4) John and Patsy Ramsey Killed Her
AKA her parents were the killers. Theories range from a bed wetting incident that sent them into a serious state of rage, ultimately ending in JonBenét's death, to placing the blame solely on her mother, because she obviously had to be very envious of her daughter's beauty. So envious that she decided to kill her mini-me, and recruited John to help her cover it up? Some theorists think so.
5) A Local Troublemaker Murdered Her for Money
Michael Helgoth, a local Boulder, CO, badboy is a prominent suspect for the young beauty queen's death. John Kenady, a former employee of Helgoth, said that Helgoth told him a month before JonBenét's murder that, "him and a partner had a big deal coming in where they would make about $60,000 each." Helgoth also told Kenady that he "wondered what it would be like to crush a human skull." Quite an odd and disturbing thing to say in general, but it's extra suspicious since Ramsey was found with a cracked skull.

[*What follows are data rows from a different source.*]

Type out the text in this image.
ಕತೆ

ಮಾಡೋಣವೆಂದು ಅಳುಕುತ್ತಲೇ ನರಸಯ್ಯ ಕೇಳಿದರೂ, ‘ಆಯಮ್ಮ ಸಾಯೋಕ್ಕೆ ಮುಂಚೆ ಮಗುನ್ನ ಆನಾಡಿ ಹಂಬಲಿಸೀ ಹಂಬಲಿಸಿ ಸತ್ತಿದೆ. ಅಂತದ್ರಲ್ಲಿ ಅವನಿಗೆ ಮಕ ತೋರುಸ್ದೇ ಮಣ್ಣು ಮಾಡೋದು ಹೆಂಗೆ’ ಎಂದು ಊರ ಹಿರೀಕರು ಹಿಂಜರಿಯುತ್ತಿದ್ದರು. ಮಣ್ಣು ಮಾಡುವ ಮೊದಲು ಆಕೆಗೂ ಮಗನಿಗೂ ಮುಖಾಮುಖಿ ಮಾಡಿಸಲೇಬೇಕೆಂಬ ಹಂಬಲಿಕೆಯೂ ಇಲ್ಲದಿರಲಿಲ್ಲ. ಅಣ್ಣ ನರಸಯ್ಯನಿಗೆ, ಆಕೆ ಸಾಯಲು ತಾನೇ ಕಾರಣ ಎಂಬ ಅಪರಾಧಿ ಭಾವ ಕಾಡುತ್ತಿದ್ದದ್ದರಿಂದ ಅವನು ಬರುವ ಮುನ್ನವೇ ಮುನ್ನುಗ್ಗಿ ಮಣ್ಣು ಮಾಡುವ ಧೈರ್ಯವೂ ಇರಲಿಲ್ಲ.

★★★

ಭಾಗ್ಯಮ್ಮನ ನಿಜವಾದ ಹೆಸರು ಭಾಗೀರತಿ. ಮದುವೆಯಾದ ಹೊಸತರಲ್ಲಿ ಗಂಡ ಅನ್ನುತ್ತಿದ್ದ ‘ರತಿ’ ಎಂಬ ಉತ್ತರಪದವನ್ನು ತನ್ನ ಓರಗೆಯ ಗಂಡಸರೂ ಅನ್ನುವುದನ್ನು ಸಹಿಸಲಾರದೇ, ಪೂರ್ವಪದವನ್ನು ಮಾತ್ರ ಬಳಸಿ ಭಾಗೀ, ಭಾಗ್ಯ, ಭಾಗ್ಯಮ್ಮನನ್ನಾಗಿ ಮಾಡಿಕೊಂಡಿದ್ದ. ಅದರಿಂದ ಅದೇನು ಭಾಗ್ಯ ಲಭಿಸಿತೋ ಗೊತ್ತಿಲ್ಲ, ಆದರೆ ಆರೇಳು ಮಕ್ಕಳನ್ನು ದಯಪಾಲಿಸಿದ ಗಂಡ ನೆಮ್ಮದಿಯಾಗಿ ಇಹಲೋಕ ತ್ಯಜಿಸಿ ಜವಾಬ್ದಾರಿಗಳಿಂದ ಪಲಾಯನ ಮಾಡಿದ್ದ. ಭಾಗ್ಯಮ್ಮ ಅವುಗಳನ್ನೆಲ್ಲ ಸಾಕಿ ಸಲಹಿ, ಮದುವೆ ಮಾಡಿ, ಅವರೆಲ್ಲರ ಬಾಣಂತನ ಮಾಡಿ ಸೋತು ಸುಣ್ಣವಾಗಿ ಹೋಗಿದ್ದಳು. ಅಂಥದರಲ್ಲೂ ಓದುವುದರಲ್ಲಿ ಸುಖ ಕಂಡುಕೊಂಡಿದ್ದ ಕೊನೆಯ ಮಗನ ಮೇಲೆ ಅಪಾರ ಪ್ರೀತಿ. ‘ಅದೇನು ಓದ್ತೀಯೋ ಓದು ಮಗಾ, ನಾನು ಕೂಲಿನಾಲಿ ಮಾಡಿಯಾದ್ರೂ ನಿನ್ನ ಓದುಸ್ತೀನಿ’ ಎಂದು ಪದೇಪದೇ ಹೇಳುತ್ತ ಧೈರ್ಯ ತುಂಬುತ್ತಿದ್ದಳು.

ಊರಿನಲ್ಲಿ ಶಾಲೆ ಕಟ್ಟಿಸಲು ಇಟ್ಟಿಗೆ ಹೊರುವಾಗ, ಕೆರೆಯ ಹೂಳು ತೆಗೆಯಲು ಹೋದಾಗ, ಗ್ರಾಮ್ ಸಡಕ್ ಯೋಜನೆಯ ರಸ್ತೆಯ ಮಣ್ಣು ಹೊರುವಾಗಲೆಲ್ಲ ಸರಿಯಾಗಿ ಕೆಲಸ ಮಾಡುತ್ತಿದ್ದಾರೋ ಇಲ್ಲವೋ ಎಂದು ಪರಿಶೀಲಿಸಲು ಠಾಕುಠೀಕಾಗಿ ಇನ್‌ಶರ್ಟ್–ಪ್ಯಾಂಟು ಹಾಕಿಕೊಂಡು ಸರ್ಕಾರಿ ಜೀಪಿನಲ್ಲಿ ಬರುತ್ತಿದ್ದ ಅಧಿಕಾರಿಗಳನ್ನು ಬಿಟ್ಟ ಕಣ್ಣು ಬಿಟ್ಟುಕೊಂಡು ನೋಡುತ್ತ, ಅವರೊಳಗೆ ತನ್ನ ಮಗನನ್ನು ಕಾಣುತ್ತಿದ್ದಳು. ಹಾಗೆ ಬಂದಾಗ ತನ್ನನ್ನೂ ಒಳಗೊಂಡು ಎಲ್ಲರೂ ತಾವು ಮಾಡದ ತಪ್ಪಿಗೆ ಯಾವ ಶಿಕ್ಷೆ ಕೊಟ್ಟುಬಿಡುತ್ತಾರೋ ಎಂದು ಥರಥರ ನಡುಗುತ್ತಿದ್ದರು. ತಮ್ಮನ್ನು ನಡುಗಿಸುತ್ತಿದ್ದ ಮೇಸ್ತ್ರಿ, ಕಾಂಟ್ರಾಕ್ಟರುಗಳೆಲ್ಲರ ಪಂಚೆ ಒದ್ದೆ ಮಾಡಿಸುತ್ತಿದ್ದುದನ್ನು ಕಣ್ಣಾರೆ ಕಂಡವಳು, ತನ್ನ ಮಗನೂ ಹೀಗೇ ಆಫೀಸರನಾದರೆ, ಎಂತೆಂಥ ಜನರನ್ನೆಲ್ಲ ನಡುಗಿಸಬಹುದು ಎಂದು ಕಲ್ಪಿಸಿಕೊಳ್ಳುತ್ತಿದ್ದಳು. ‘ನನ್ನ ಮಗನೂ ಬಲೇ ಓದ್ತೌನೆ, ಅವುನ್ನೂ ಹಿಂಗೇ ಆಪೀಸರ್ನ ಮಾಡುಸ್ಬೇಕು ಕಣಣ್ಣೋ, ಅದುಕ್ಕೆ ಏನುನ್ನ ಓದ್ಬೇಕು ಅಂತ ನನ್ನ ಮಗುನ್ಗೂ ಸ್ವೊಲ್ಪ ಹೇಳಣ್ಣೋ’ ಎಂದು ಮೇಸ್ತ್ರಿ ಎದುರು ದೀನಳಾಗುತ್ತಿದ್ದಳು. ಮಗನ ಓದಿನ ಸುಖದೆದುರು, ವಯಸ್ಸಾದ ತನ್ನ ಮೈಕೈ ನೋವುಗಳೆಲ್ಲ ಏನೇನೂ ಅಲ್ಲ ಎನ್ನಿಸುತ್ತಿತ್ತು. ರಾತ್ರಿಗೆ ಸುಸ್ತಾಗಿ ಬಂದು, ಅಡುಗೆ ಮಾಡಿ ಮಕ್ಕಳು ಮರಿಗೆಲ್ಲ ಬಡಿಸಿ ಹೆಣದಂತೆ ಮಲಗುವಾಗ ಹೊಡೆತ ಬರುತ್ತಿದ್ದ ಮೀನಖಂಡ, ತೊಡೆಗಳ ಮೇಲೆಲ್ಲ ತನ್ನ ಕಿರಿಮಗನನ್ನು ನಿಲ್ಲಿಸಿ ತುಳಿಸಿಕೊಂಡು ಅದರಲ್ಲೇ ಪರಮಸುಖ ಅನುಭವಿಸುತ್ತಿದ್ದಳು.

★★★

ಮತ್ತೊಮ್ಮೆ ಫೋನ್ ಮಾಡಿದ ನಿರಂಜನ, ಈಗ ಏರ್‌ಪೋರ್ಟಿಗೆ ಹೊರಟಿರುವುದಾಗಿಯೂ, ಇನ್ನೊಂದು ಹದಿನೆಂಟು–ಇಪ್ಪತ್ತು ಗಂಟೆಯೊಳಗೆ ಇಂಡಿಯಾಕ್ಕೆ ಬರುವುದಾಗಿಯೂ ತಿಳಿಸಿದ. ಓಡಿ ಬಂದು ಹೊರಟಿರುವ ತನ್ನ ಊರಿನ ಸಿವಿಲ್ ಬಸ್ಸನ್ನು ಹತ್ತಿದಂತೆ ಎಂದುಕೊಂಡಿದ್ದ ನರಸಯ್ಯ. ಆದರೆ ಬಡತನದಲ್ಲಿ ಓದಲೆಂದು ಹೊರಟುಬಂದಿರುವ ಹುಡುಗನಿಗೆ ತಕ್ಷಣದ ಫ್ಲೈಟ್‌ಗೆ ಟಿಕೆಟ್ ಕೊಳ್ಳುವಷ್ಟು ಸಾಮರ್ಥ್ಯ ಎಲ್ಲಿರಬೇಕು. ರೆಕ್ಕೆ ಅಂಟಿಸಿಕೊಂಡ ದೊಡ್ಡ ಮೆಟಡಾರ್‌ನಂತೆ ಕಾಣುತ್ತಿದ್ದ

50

After the local district attorney announced that the list of JonBenét murder suspects had narrowed, Helgoth died two days later of an apparent suicide in January 1997. A 48 Hours investigation ruled out that Helgoth's DNA was present at the scene of the crime.

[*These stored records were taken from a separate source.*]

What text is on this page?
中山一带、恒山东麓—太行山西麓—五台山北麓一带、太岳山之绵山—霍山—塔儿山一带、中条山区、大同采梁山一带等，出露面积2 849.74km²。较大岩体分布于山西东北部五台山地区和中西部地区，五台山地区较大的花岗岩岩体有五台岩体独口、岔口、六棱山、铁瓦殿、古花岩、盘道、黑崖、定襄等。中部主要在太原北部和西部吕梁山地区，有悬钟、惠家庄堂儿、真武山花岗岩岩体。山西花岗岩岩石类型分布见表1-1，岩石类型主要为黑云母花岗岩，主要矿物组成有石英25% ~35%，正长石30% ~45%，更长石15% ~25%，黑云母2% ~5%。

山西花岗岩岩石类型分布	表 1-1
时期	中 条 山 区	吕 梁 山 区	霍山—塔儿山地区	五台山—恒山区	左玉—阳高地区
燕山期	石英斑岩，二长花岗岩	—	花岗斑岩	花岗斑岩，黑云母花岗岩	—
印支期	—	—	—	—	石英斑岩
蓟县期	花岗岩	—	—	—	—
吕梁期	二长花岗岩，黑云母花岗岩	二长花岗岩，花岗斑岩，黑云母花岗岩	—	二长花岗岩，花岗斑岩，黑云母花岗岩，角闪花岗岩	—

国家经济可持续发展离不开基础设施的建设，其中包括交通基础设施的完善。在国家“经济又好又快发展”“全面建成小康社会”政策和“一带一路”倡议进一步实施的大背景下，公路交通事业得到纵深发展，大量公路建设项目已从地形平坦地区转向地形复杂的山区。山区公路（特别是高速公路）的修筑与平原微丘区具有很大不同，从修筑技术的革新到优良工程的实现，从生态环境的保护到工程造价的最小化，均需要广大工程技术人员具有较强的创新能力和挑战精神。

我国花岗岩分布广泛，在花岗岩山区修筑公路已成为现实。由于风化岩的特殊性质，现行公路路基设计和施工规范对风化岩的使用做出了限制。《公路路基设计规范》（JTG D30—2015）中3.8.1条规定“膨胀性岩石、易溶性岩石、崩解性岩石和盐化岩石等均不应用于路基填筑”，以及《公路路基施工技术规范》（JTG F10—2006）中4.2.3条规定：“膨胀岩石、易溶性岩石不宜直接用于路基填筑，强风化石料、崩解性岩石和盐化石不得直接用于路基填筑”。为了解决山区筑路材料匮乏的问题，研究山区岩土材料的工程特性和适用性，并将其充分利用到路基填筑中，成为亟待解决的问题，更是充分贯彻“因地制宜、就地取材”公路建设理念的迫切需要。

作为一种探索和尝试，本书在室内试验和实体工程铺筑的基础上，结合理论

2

6) Friend or Family Killed JonBenét
We’ve all read that an intruder could have murdered young JonBenét. This conspiracy theory, however, rests on the idea that they weren’t random intruders, but rather people who were friends of the family since they seemed to know the layout of the house. The ransom note was also composed on a legal pad in the Ramsey home, so the murderers truly felt like they could make themselves at home. Very bizarre.

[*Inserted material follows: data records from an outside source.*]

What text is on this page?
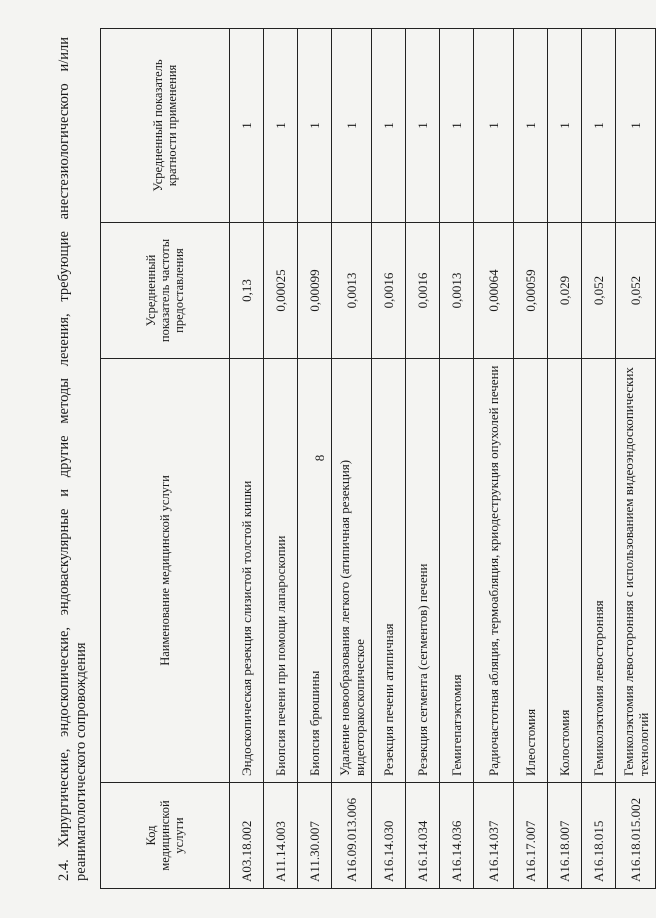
8

2.4. Хирургические, эндоскопические, эндоваскулярные и другие методы лечения, требующие анестезиологического и/или реаниматологического сопровождения	Код медицинской услуги	Наименование медицинской услуги	Усредненный показатель частоты предоставления	Усредненный показатель кратности применения
A03.18.002	Эндоскопическая резекция слизистой толстой кишки	0,13	1
A11.14.003	Биопсия печени при помощи лапароскопии	0,00025	1
A11.30.007	Биопсия брюшины	0,00099	1
A16.09.013.006	Удаление новообразования легкого (атипичная резекция) видеоторакоскопическое	0,0013	1
A16.14.030	Резекция печени атипичная	0,0016	1
A16.14.034	Резекция сегмента (сегментов) печени	0,0016	1
A16.14.036	Гемигепатэктомия	0,0013	1
A16.14.037	Радиочастотная абляция, термоабляция, криодеструкция опухолей печени	0,00064	1
A16.17.007	Илеостомия	0,00059	1
A16.18.007	Колостомия	0,029	1
A16.18.015	Гемиколэктомия левосторонняя	0,052	1
A16.18.015.002	Гемиколэктомия левосторонняя с использованием видеоэндоскопических технологий	0,052	1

7) She Was Killed by A Santa Clause Impersonator
Bill McReynolds was playing Santa Claus at the Ramsey house two nights before her murder. He gave her a card that read, "You will receive a very special gift after Christmas." To add suspicion to the jolly St. Nick conspiracy, McReynolds's daughter went missing 22 years before Ramsey's death, to the exact date.
8) She Was Killed by Someone Who Loves Pineapple
Traces of this sweet fruit were found in her stomach, which means she was fed pineapple just before her death. Either the killer was someone who enjoyed tropical fruits or was a common snack buddy of JonBenét. There was also a bowl in the kitchen with pineapple residue on it, AND fingerprints from both her mother and brother.
9) She Was Killed by Child Sex Ring
In 2000, a California woman told authorities that she had been sexually abused as a child by adults using devices similar to the garrote found around JonBenét's neck. She claimed that these adults were part of a widespread sex ring, and suggested they could have been behind JonBenét's murder. Boulder police were unable to find any evidence supporting this claim.
10) Katy Perry is Actually JonBenet Ramsey
This is a conspiracy theory on cocaine. Apparently, some people believe the whole murder was staged to create a fascinating story, and JonBenét (now Katy Perry) went into hiding for years until it was time to resurface as the singing sensation. The singer’s song “Wide Awake” is believed to be an undercover message revealing the truth about her past as JonBenét.
JonBenét Ramsey
Born: JonBenét Patricia Ramsey
August 6, 1990
Atlanta, Georgia, U.S.
Dead: December 25, 1996 (aged 6)
Boulder, Colorado, U.S.
Cause of death: Asphyxia by strangulation Craniocerebral trauma
Resting Place: St. James Episcopal Cemetery, Marietta, Georgia, U.S.